Immagine di sfondo della pagina Italia al top in Europa per gli investimenti nei luxury hotel
09 dicembre 2025

L’Italia si conferma come la destinazione più attrattiva per gli investimenti nel segmento dell’hospitality di lusso in Europa. Secondo lo studio “The Italian Luxury Hospitality: Time to Elevate?” condotto da Deloitte su oltre 900 operatori e investitori, il 59% del campione indica il nostro Paese come principale polo di sviluppo dei luxury hotel nei prossimi tre anni, davanti a Grecia (11%) e Portogallo (10%).

Il 70% degli intervistati dichiara l’intenzione di effettuare investimenti in Italia entro il 2025-2027, con oltre la metà (53%) pronta a destinare più di 100 milioni di euro e il 22% disposto a superare i 200 milioni. La crescita attesa del settore si attesta tra il 6% e il 20% annuo, secondo circa sette operatori su dieci, confermando un clima di ottimismo sulla redditività delle strutture di alta gamma.

«Nel settore real estate, gli hotel di lusso stanno vivendo una fase di crescita eccezionale, affermandosi come una delle categorie di investimento più redditizie», commenta Angela D’Amico, Partner e Real Estate Sector Leader di Deloitte. Benedetto Puglisi, Director Real Estate & Hospitality, aggiunge: «La maggior parte degli investimenti si concentra sul riposizionamento di hotel esistenti o sulla conversione di edifici storici, con grande attenzione a design, dimensionamento, servizi e politiche ESG».

Le città principali – Milano, Roma, Venezia e Firenze – rimangono le mete più attrattive, seguite da località balneari e lacustri come Costa Smeralda, Costiera Amalfitana, Portofino e Lago di Como.

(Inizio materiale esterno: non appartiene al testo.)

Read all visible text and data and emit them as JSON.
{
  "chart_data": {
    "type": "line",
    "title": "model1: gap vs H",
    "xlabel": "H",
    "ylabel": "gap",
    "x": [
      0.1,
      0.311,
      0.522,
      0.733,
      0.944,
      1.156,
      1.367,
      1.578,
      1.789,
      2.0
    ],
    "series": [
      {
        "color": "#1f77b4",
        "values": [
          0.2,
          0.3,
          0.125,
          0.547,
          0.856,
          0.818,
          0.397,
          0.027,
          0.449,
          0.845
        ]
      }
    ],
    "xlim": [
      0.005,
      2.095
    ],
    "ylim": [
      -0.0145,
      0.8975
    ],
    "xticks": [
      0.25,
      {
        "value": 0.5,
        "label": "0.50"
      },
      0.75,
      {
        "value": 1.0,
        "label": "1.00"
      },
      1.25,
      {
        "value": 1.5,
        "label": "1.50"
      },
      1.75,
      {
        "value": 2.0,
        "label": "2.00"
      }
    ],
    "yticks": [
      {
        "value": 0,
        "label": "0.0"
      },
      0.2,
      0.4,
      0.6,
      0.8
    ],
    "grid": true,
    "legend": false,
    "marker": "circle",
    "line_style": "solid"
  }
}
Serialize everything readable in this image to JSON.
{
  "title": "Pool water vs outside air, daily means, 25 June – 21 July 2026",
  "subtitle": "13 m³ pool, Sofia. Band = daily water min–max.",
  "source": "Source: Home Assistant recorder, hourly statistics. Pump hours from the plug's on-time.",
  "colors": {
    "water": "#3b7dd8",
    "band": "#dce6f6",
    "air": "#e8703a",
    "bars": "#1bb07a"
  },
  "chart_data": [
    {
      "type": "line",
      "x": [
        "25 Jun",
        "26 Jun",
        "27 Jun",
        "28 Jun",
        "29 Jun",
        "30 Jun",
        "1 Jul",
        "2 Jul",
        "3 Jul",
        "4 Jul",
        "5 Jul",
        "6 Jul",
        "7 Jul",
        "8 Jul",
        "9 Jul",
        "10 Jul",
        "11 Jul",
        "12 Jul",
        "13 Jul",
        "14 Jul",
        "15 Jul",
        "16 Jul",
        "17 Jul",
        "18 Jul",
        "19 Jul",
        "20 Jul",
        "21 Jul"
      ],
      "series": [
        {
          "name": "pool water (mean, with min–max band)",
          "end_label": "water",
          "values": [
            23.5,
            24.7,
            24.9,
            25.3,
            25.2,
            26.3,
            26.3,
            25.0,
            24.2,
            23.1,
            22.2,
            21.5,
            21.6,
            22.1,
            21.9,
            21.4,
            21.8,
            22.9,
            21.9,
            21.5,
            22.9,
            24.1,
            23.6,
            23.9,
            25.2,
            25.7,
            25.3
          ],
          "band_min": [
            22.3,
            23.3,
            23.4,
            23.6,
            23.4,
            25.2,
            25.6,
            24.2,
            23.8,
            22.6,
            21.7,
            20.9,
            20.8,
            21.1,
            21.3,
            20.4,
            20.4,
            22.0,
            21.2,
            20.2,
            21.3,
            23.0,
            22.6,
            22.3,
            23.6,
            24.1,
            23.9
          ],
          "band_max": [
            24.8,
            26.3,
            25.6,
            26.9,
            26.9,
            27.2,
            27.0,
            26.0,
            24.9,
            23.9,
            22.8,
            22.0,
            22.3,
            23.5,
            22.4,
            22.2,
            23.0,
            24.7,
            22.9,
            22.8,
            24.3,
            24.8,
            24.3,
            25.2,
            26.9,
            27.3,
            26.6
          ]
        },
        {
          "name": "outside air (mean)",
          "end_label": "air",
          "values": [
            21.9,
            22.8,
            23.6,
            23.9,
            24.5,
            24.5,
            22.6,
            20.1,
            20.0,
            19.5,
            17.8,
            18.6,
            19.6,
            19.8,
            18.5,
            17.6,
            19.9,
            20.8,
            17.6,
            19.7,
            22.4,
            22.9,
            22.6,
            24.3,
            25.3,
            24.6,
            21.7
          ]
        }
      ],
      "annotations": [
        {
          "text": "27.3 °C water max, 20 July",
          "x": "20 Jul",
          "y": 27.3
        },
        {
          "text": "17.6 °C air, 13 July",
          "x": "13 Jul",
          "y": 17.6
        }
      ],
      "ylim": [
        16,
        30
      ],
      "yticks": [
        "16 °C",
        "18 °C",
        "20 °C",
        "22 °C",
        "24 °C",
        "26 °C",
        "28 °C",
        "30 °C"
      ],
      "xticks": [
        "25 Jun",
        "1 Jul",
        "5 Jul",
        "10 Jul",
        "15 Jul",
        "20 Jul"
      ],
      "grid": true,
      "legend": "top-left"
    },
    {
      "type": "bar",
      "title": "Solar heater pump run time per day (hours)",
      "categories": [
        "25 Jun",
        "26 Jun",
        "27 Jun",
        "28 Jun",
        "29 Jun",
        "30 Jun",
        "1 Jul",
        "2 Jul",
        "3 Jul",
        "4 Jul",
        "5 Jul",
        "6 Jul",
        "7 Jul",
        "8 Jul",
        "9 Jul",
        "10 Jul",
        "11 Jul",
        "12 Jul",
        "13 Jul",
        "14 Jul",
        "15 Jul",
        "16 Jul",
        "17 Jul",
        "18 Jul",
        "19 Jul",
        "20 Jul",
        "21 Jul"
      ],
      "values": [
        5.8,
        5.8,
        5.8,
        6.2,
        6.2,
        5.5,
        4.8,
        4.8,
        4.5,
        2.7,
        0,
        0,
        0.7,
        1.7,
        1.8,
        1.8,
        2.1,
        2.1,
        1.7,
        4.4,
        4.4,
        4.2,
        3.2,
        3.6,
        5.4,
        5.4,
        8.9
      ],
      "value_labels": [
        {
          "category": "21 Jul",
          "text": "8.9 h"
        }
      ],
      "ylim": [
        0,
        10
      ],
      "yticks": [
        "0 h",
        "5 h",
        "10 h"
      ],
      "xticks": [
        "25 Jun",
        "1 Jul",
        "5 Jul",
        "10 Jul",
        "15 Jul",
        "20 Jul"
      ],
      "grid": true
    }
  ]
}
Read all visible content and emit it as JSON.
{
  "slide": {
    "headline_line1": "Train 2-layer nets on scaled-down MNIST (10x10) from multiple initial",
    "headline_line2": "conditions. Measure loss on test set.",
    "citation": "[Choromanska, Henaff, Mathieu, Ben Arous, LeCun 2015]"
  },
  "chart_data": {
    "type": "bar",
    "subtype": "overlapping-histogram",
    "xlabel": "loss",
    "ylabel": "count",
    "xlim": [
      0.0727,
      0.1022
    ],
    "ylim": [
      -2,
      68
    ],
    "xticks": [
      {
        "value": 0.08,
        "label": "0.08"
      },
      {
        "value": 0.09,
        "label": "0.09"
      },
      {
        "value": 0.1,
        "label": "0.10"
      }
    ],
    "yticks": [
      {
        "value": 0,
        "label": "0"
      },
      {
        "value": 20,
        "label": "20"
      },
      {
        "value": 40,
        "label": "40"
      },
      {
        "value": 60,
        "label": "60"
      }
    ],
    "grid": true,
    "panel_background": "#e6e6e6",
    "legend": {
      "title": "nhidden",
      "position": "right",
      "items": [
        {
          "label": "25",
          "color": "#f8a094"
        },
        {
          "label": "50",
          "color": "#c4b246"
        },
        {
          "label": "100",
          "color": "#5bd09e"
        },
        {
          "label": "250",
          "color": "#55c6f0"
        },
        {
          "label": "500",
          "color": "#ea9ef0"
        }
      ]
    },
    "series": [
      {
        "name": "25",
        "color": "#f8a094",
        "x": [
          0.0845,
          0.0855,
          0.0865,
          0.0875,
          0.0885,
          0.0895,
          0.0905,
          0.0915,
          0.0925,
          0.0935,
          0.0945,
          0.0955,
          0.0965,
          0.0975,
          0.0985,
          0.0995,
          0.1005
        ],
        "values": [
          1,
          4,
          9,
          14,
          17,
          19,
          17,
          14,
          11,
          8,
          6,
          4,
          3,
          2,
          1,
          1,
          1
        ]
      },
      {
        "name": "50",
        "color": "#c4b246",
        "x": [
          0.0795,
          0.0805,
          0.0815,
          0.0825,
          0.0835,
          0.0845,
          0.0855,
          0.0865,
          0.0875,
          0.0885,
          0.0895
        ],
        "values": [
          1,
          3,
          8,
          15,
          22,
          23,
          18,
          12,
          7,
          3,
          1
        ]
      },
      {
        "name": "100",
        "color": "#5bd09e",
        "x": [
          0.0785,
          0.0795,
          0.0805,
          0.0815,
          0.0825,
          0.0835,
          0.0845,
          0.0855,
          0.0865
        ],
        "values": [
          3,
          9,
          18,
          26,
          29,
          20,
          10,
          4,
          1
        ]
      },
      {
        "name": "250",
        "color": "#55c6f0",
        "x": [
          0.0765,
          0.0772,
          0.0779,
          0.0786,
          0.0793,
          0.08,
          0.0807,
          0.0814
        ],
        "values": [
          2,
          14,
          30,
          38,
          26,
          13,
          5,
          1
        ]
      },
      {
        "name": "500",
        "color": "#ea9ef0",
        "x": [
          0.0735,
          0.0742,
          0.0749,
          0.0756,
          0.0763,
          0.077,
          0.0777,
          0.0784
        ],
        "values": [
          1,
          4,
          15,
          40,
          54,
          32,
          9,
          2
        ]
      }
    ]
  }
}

Cresce anche l’interesse per le località montane nelle Alpi e nelle Dolomiti. La maggioranza degli investitori si concentra sui segmenti Top Luxury, Premium ed Entry Level, mentre il 27% guarda all’Upper Upscale.

Il comparto punta inoltre sul Food & Beverage come elemento strategico: oltre il 70% degli intervistati prevede investimenti significativi in quest’area, con il 94% che considera rilevante la partnership con chef o brand rinomati. Le tariffe medie giornaliere sono attese in crescita: +24% secondo gli operatori e +17% secondo gli investitori tra il 2025 e il 2027, mentre l’occupazione media delle camere dovrebbe aumentare dal 68-71% al 72-75%.

Lo studio conferma quindi come l’Italia rappresenti un mercato privilegiato per gli investimenti nel luxury hospitality, con rendimenti elevati attesi e un forte appeal internazionale, confermando la centralità del Paese nello sviluppo del segmento di alta gamma nei prossimi anni.